Two bank robbers have been caught by the police and now being questioned separated from each other. The situation is that if one of them turns crown witness he will get off scot-free while the other will face 10 years in prison. If they both confess, they will each face 8 years. If they both keep mum then the best the police can expect is that they each get two years. This is known as The Prisoner’s Dilemma.
In 1979 the political scientist Robert Axelrod decided to organise a tournament which a number of game theorists from different academic fields were asked to submit a game which plays The Prisoner’s Dilemma. Each game computed to each other for 200 rounds.
What would you have submitted? In other words, what kind of strategy you would have come up with. You are one of the prisoners and you have to make a choice of defecting or cooperating 200 times. After each decision you will be informed about the other prisoner’s choice.
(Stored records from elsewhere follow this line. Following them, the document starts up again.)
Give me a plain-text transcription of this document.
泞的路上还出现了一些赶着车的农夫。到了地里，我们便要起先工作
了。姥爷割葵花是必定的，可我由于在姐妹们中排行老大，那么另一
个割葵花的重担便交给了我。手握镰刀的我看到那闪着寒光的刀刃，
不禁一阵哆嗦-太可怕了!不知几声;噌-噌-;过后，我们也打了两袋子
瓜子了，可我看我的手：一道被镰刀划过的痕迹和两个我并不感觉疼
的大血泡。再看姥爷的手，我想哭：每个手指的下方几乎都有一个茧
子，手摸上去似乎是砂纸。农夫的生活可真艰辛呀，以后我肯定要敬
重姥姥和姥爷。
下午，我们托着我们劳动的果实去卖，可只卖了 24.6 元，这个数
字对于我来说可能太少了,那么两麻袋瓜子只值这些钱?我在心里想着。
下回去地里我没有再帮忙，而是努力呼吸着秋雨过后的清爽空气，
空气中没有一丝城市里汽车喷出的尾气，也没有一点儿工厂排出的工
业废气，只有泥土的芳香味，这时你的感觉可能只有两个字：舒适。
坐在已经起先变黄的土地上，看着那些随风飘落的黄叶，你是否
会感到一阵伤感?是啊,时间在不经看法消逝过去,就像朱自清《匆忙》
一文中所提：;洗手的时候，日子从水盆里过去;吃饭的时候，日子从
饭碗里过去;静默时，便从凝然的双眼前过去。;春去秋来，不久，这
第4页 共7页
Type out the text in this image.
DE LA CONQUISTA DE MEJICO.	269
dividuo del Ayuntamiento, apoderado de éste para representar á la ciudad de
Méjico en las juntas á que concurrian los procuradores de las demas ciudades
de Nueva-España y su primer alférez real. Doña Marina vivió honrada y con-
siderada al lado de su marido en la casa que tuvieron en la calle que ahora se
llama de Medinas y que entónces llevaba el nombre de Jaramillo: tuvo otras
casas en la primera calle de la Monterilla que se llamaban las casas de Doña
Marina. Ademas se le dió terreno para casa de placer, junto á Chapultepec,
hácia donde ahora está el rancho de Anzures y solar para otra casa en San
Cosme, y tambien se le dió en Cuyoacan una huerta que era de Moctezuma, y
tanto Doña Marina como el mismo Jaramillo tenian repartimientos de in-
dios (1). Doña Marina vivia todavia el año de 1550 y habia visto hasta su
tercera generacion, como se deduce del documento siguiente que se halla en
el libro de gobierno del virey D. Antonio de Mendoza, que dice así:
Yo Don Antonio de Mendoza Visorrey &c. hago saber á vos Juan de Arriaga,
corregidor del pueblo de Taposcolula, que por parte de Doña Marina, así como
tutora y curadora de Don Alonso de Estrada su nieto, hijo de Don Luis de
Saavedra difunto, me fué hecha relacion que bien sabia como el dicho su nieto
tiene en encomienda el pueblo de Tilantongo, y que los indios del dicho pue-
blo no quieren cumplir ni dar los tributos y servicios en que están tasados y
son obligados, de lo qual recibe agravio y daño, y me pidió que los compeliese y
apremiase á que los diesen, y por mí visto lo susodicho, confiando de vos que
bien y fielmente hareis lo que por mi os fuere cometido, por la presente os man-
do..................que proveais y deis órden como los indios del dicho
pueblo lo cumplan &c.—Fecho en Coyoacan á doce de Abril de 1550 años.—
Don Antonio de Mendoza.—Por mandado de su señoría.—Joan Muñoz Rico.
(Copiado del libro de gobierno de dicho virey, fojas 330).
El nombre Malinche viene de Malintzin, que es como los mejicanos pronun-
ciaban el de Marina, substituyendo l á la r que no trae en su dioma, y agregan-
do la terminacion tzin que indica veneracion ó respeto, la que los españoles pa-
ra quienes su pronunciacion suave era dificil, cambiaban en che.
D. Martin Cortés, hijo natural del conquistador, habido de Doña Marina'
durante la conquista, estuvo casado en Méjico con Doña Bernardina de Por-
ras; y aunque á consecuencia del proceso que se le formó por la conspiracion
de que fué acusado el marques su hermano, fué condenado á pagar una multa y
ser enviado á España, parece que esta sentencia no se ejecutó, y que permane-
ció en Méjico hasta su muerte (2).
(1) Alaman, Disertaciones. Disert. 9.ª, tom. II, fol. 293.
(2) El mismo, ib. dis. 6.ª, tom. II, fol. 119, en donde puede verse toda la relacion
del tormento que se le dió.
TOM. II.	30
To everybody’s surprise, the shortest program won. It had been submitted by the psychologist and philosopher Anatol Rapoport. His strategy was TITFORTAT; on the first move, cooperate, then do whatever the other player did last. Interestingly, TITFORTAT couldn’t have managed to win a single game during the tournament. But its overall score at the end of the tournament was far higher than other programs.
Axelrod has arranged another tournament. This second tournament was a somewhat bigger affair, with 62 entrants from six countries. TITFORTAT was once again submitted to the tournament. When the results came out, Axelrod was stunned because TITFORTAT had won again. Despite the fact that all the contestants had known the strategy of TITFORTAT and how well it might do, none of them could come up with something that was better.
The reason behind the success of TITFORTAT was hidden in three characteristics of it.
Niceness
Forgiveness
Retaliatory
Is the success of our life related to these characteristics?
Are we still keep failing despite the fact that all of us know the “recipe” of the TITFORTAT?
Or, are we so persistent in winning every game?